I'm new to Python and have complied a list of items from a file that has the an element which appeared in the file and its frequency in the file like this

('95.108.240.252', 9)


its mostly IP addresses I'm gathering. I'd like to output the address and frequency like this instead

IP Frequency
95.108.240.252 9


I'm trying to do this by regexing the list item and printing that but it returns the following error when I try
TypeError: expected string or bytes-like object


This is the code I'm using to do all the now:

ips = [] # IP address list
for line in f:
match = re.search("\d{1,3}\.\d{1,3}\.\d{1,3}\.\d{1,3}", line) # Get all IPs line by line
if match:
ips.append(match.group()) # if found add to list

from collections import defaultdict
freq = defaultdict( int )
for i in ips:
freq[i] += 1 # get frequency of IPs

print("IP\t\t Frequency") # Print header

freqsort = sorted(freq.items(), reverse = True, key=lambda item: item[1]) # sort in descending frequency
for c in range(0,4): # print the 4 most frequent IPs
# print(freqsort[c]) # This line prints the item like ('95.108.240.252', 9)
m1 = re.search("\d{1,3}\.\d{1,3}\.\d{1,3}\.\d{1,3}", freqsort[c]) # This is the line returning errors - trying to parse IP on its own from the list
print(m1.group()) # Then print it


Not trying to even parse the frequency yet, just wanted the IPs as a starting point

Answer

The second parameter in re.search() should be string and you are passing tuple.

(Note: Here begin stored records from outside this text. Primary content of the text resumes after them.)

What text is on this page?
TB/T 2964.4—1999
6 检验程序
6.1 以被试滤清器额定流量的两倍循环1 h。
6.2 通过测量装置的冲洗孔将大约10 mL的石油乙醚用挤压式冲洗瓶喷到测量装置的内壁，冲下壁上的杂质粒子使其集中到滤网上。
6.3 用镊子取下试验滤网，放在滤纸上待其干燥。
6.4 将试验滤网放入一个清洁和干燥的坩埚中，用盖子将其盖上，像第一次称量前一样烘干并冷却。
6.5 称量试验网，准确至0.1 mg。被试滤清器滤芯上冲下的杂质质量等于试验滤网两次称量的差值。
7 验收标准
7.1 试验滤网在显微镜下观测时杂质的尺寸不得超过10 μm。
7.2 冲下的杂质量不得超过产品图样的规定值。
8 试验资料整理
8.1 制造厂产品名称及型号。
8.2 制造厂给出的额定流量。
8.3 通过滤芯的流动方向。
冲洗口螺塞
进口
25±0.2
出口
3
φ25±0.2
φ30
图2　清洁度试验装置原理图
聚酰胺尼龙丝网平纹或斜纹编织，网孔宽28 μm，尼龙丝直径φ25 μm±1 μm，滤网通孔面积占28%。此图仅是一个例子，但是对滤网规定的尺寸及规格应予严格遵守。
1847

So it is generating an error saying that it expected string or buffer.

NOTE:- Also you need to make sure that there at least 4 elements for IP address, otherwise there will be index out of bounds error

Delete the last two lines and use this instead

print(freqsort[c][0])

If you want to stick to your format you can use the following but it is of no use

m1 = re.search(r"\d{1,3}\.\d{1,3}\.\d{1,3}\.\d{1,3}", freqsort[c][0]) # This is the line returning errors - trying to parse IP on its own from the list
print(m1.group())